The blast was the first fatal attack on tourists in Egypt since bombs killed at least 23 people at an Egyptian resort in the Sinai peninsula in 2006. Sunday’s bomb went off near the 14th-century Khan el-Khalili market in eastern Cairo, where tourists shop for trinkets and sit at outdoor cafes.
“I was standing in front of my store selling to the tourists and we heard a big explosion,” a shop owner told Egyptian state television. “We ran away, and when we came back we saw bodies lying on the ground.”
The Health Ministry said a 17-year-old French girl was killed and 13 French tourists, three Saudis and four Egyptians had been wounded. The German Foreign Ministry said one German had been injured.
Egyptian state new agency MENA quoted security officials as saying the bomb had exploded under a bench in a garden in the square, and that a second bomb had been defused by security forces.

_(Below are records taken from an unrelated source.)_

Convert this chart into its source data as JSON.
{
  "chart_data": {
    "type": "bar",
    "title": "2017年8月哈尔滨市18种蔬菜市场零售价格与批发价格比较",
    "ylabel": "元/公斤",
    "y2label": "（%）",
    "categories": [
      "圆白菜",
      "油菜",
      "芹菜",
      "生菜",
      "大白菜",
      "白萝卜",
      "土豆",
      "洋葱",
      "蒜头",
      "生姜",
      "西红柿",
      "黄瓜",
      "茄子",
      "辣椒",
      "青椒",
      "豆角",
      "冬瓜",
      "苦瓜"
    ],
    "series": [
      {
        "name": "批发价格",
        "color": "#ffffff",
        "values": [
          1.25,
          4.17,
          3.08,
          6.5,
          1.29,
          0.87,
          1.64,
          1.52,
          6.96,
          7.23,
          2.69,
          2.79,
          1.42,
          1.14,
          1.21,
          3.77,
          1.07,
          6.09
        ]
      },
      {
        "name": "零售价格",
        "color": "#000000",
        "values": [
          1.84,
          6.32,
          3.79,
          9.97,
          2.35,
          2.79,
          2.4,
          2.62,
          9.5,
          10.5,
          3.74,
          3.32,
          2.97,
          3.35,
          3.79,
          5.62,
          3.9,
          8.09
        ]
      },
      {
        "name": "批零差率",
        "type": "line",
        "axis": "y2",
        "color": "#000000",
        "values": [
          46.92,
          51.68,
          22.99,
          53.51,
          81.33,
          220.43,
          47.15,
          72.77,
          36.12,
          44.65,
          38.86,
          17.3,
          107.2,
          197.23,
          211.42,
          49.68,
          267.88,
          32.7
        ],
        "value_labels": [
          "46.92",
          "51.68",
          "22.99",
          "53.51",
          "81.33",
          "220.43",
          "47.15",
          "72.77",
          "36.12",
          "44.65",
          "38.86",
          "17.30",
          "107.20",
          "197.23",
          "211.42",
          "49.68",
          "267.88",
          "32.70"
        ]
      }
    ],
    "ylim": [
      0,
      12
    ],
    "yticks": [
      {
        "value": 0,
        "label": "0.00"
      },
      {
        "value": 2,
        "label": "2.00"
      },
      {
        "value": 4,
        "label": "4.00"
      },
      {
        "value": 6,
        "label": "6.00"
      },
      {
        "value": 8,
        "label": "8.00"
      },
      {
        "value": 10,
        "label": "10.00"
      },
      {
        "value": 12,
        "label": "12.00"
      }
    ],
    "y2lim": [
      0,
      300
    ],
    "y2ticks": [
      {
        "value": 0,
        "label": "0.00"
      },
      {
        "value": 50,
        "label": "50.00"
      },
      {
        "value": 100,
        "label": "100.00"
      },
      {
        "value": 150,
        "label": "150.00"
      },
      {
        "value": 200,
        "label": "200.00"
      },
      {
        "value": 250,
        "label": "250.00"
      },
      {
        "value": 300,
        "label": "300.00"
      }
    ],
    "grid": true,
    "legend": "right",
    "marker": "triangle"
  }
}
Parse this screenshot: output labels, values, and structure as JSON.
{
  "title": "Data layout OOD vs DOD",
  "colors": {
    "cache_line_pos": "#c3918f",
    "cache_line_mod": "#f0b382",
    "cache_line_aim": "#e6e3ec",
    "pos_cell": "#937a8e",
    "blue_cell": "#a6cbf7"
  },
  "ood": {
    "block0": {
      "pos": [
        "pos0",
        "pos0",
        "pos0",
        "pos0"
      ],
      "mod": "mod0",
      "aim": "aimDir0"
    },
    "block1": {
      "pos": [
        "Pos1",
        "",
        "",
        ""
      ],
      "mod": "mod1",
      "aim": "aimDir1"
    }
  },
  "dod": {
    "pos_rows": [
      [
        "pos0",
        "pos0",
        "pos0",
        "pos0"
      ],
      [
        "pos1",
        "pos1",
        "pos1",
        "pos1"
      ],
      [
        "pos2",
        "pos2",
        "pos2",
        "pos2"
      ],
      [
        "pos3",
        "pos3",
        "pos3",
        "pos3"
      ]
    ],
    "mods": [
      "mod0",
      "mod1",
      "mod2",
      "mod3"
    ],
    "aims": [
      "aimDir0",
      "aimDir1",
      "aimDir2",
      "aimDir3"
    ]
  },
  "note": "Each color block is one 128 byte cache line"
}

There was no immediate claim of responsibility, but security sources said two suspects had been taken into custody.
Islamic militants have hit Egypt’s tourist industry in recent years through bomb and shooting attacks, though there has been a lull since 2006.
The bombing is embarrassing for the government, which has tried hard to project an image of security and stability, but angered public opinion at home and across the Arab world by helping Israel to enforce a blockade on the Hamas-run Gaza Strip, and failing to condemn its recent onslaught on the Palestinian territory more forcefully.
Security sources had earlier told Reuters that four people had died — two tourists and two Egyptian street children. A similar blast in the same area killed three tourists in 2005.
The office of French President Nicolas Sarkozy said in a statement in Paris that one French national had died and seven others had been wounded.
The attack happened just after dark as people were gathering around coffee shops to watch a televised soccer match, a witness, who did not give his name, told Reuters.